Ubuntu Mirrors Scraper

A Python program designed to automatically scrape and organize a comprehensive list of Ubuntu archive and CD (ISO) mirrors directly from the official Launchpad website. This tool helps users and systems identify and utilize up-to-date mirror servers for faster and more reliable access to Ubuntu packages and ISO images.

Features

Automated Scraping: Automatically fetches mirror data from Launchpad.
Dual Mirror Support: Scrapes both archive (package) and CD (ISO) mirrors.
Multiple Output Formats: Generates mirror lists in CSV, JSON, and plain text formats for easy consumption by various applications and scripts.
Organized Output: Stores mirror data in a structured data/mirrors directory, separated by mirror type.

Usage

To run this scraper and generate the mirror lists, follow these steps:

Install pipenv: If you don’t have pipenv installed, you can install it using pip:
```
pip install --upgrade pipenv
```
Install Dependencies: Navigate to the project root directory and install the required Python packages using pipenv:
```
pipenv install
```
Run the Scraper: Execute the main.py script using pipenv. This will initiate the scraping process and generate the mirror files in the data/mirrors directory.
```
pipenv run python main.py
```

Output Files

The scraper generates the following files, categorized by mirror type:

Archive Mirrors

These files contain a list of mirrors for Ubuntu package archives.

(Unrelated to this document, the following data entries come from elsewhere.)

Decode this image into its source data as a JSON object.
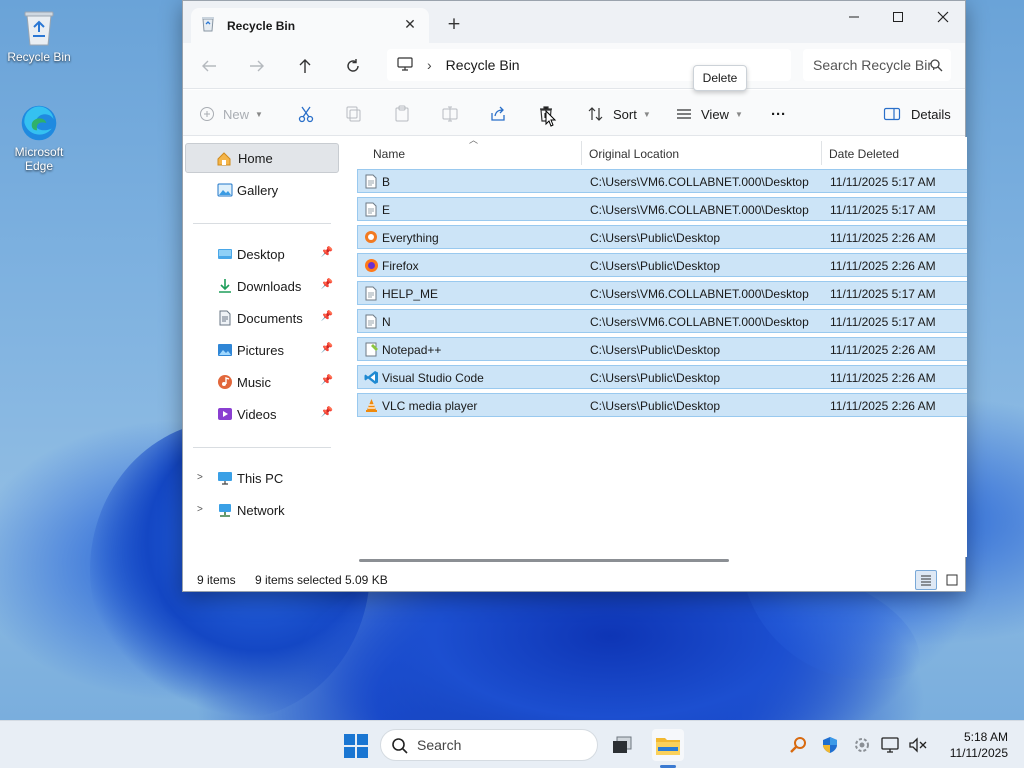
{
  "desktop": {
    "icons": [
      {
        "label": "Recycle Bin"
      },
      {
        "label": "Microsoft Edge"
      }
    ]
  },
  "window": {
    "tab_title": "Recycle Bin",
    "address": {
      "location": "Recycle Bin"
    },
    "search": {
      "placeholder": "Search Recycle Bin"
    },
    "toolbar": {
      "new_label": "New",
      "sort_label": "Sort",
      "view_label": "View",
      "more_label": "···",
      "details_label": "Details"
    },
    "tooltip": "Delete",
    "sidebar": {
      "items": [
        {
          "label": "Home"
        },
        {
          "label": "Gallery"
        },
        {
          "label": "Desktop"
        },
        {
          "label": "Downloads"
        },
        {
          "label": "Documents"
        },
        {
          "label": "Pictures"
        },
        {
          "label": "Music"
        },
        {
          "label": "Videos"
        },
        {
          "label": "This PC"
        },
        {
          "label": "Network"
        }
      ]
    },
    "columns": {
      "name": "Name",
      "location": "Original Location",
      "date": "Date Deleted"
    },
    "rows": [
      {
        "name": "B",
        "location": "C:\\Users\\VM6.COLLABNET.000\\Desktop",
        "date": "11/11/2025 5:17 AM"
      },
      {
        "name": "E",
        "location": "C:\\Users\\VM6.COLLABNET.000\\Desktop",
        "date": "11/11/2025 5:17 AM"
      },
      {
        "name": "Everything",
        "location": "C:\\Users\\Public\\Desktop",
        "date": "11/11/2025 2:26 AM"
      },
      {
        "name": "Firefox",
        "location": "C:\\Users\\Public\\Desktop",
        "date": "11/11/2025 2:26 AM"
      },
      {
        "name": "HELP_ME",
        "location": "C:\\Users\\VM6.COLLABNET.000\\Desktop",
        "date": "11/11/2025 5:17 AM"
      },
      {
        "name": "N",
        "location": "C:\\Users\\VM6.COLLABNET.000\\Desktop",
        "date": "11/11/2025 5:17 AM"
      },
      {
        "name": "Notepad++",
        "location": "C:\\Users\\Public\\Desktop",
        "date": "11/11/2025 2:26 AM"
      },
      {
        "name": "Visual Studio Code",
        "location": "C:\\Users\\Public\\Desktop",
        "date": "11/11/2025 2:26 AM"
      },
      {
        "name": "VLC media player",
        "location": "C:\\Users\\Public\\Desktop",
        "date": "11/11/2025 2:26 AM"
      }
    ],
    "status": {
      "count": "9 items",
      "selected": "9 items selected",
      "size": "5.09 KB"
    }
  },
  "taskbar": {
    "search_label": "Search",
    "time": "5:18 AM",
    "date": "11/11/2025"
  },
  "colors": {
    "selection": "#cce4f7",
    "selection_border": "#99c9ef",
    "accent": "#0067c0"
  }
}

CSV File: Comma-separated values, suitable for spreadsheet applications or data analysis.
JSON File: JavaScript Object Notation, ideal for programmatic access and web applications.
Txt File: Plain text file, with one mirror URL per line.

CD Mirrors

These files contain a list of mirrors for Ubuntu CD/DVD (ISO) images.

Technologies Used

BeautifulSoup4: For parsing HTML and XML documents.
Requests: For making HTTP requests to fetch web pages.